As a resilience researcher, she uses her knowledge to help her endure the loss of her daughter. “I definitely had some factors in my favour – a strong, supportive family, a close-knit community, and I’m pretty optimistic by nature. I’d already experienced some adversity, so I was aware of the things that worked for me. But having the training definitely helped – things like being able to tell people what you need, being able to say: ‘Actually, just don’t hug me today.’ And then the next day, being able to say: ‘All change – please give me a hug.’”
She would also ask herself: “Is what I’m doing helping or harming me?” She says: “In my quest to survive Abi’s loss, that really helped. I would use that all the time – if I was sitting late at night looking through her photos, if I was hanging out in her bedroom, I’d think: ‘Seriously, is this going to help you, or is it going to harm you?’ It is such a powerful question.”
It can be helpful to us all, whether facing such a huge life-changing loss or something much less traumatic. “I used it a lot again in March, when the world was shutting down,” says Hone. “Immediately I quit my news notifications because having them crashing into my life and telling me how terrible things were in the world all the time was just not helping me. It’s really important to know you have a choice over the input into your world.”

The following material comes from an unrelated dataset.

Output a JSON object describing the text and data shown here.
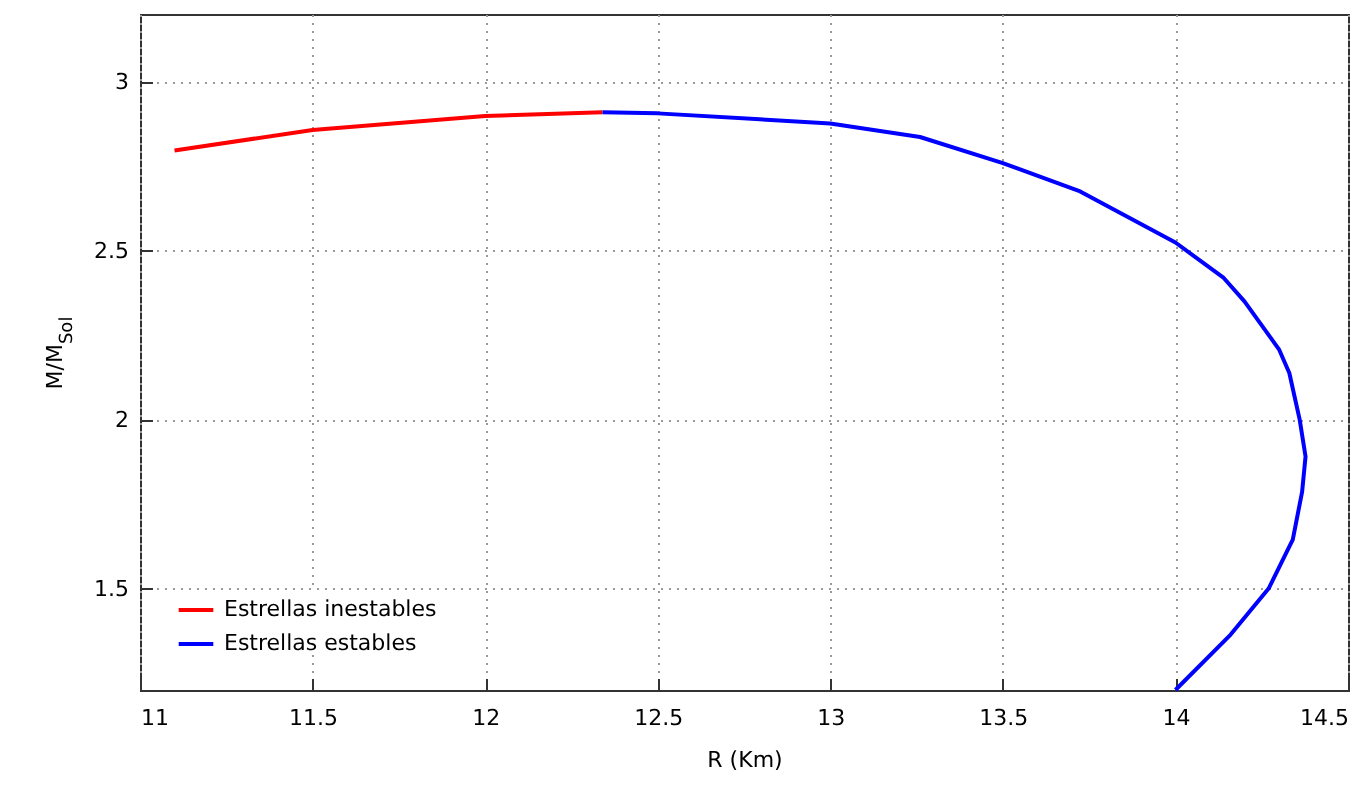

Of the clients that Roberta Babb, a clinical psychologist, sees, those who struggle to be resilient “have quite a fixed mindset”. Those who are displaying resilience during this pandemic seem more willing and able to adapt and “have a realistic appraisal of the situation and accept what it is without judgment, and also mourn and let go of [the idea of the] future you thought would happen. And a sort of painful realisation that this is the new normal, and when you redefine this, you can let go of a hope that it will be better, and recognise that it’s just different.” She echoes much of Hone’s advice about nurturing support systems, asking for help and having a purpose. Facing your fears can be liberating, she says, because then “you can really focus on what you can control”.

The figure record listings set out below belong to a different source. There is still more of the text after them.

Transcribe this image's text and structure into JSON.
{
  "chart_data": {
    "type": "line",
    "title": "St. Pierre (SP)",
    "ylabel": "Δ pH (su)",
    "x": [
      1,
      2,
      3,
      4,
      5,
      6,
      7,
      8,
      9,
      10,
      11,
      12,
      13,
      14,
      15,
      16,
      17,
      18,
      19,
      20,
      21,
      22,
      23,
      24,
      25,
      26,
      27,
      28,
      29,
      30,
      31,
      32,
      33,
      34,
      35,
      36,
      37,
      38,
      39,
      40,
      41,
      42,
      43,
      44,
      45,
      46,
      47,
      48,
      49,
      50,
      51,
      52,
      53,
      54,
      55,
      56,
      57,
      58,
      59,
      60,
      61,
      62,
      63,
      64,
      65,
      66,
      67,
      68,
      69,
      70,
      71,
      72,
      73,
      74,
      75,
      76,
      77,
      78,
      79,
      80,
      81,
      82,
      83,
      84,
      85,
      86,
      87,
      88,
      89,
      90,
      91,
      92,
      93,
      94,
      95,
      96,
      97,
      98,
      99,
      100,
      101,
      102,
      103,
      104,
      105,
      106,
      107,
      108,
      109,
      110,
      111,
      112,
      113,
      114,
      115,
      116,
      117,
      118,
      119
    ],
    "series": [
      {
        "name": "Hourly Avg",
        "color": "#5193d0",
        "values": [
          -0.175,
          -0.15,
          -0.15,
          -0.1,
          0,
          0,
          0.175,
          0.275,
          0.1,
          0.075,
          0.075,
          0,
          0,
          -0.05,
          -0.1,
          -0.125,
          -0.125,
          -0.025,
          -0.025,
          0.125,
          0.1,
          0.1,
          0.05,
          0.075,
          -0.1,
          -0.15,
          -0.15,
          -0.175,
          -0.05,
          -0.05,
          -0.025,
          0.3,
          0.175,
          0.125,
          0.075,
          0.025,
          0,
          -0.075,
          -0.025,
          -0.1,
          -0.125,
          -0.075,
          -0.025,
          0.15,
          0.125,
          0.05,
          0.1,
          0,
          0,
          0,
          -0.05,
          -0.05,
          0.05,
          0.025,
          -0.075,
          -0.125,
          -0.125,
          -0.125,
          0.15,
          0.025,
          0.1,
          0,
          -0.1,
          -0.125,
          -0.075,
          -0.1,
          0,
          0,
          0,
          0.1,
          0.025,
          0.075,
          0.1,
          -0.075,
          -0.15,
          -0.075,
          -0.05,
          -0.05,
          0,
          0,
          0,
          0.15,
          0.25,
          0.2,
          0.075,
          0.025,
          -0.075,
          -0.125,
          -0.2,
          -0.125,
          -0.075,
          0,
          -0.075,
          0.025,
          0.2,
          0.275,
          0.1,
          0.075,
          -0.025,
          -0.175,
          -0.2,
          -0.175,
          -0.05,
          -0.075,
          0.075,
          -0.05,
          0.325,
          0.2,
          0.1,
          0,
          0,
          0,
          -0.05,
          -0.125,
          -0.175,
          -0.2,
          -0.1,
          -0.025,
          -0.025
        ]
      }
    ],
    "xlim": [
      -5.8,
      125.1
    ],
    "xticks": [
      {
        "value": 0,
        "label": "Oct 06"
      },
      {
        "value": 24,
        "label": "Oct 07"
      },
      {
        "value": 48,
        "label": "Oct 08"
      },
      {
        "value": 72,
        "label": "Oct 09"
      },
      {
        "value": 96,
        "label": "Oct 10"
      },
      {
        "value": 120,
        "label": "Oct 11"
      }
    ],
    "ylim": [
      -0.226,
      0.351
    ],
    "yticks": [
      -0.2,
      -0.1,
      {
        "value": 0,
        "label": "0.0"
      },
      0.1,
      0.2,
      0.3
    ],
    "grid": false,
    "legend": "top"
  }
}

The seeming relentlessness of the pandemic has been wearing. Babb suggests setting small goals. “I think that’s one thing with the pandemic – there’s no sense of achievement or completion.” Working towards and achieving a goal can bring a sense of accomplishment and progress, marking time when everything otherwise seems to stretch out, “and helps people maintain a hopeful outlook because you’ve got to think that good things will happen, and that can also help you feel gratitude”.

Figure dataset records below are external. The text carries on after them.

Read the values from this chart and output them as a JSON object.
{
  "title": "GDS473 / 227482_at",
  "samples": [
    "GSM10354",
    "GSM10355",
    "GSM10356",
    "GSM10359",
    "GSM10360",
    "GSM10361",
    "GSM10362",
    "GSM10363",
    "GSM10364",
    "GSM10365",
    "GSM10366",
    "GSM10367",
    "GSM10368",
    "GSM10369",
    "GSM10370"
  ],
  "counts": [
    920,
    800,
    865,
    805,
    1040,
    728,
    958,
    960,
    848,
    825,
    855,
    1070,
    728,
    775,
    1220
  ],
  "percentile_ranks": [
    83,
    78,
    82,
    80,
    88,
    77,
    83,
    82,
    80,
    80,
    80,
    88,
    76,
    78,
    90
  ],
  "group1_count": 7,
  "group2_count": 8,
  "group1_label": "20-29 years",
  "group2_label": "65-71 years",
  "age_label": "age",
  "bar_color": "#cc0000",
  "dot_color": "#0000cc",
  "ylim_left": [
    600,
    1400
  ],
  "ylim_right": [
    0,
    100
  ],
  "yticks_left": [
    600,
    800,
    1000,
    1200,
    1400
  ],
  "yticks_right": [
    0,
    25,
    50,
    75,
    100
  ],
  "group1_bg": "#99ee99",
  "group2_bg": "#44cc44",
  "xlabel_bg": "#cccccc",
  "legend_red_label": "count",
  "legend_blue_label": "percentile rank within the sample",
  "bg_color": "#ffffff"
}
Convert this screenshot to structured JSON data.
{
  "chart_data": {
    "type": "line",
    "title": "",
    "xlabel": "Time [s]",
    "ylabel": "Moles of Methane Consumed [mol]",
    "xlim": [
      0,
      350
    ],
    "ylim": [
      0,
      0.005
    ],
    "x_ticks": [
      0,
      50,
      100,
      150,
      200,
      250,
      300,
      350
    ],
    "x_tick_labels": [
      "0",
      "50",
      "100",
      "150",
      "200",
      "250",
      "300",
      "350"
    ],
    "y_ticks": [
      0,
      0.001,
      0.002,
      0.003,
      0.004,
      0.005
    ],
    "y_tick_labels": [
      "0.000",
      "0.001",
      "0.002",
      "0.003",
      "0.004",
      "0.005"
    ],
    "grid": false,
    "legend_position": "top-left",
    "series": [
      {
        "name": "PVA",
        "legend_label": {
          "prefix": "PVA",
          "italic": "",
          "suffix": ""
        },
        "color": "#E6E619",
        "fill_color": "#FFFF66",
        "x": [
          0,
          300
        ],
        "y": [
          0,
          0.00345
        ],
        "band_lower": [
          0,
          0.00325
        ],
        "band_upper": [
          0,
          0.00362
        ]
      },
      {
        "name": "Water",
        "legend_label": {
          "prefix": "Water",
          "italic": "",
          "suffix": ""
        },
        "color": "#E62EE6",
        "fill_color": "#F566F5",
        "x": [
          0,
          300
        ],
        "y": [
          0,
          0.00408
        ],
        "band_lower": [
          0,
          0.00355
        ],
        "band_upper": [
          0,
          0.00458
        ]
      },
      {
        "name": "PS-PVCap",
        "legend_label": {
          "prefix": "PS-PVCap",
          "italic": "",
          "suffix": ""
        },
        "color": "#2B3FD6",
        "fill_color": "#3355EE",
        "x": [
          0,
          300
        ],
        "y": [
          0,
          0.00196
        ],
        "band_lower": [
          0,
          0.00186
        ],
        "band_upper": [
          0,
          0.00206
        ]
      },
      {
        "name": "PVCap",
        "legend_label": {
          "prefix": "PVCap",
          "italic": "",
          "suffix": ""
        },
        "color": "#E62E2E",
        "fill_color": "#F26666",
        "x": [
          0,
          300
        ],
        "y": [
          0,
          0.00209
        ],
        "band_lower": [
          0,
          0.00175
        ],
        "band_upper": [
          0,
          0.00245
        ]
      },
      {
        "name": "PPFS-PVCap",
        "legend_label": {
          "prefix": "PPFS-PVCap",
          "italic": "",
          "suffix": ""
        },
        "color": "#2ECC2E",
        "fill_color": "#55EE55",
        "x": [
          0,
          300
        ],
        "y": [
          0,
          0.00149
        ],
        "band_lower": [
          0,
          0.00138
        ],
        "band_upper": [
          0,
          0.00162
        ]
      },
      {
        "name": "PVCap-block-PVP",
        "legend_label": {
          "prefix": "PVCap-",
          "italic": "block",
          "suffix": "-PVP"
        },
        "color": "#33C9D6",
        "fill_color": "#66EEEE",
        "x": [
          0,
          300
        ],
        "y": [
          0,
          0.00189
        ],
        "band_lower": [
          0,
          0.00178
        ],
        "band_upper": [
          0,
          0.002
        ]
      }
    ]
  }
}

These are all things Khan put into place naturally. “My mindset is what I focus on,” she says. “I monitor my self-talk and I stop any negative talk. When it’s really tough and I want to give up, I remember all those who supported me in those dark years. I focus on the lesson to be learned when things go wrong, and look for the positive from a bad situation.” Remarkable though she is, the comforting thought – according to Bonanno’s research – is that most of us have the capacity to get through terrible times too.
• This article was amended on 26 November 2020. An earlier version referred to the Loss, Trauma and Emotion Lab at Columbia University. To clarify: it is at Teachers College, Columbia University. Teachers College is affiliated with Columbia but is an independent, autonomous institution.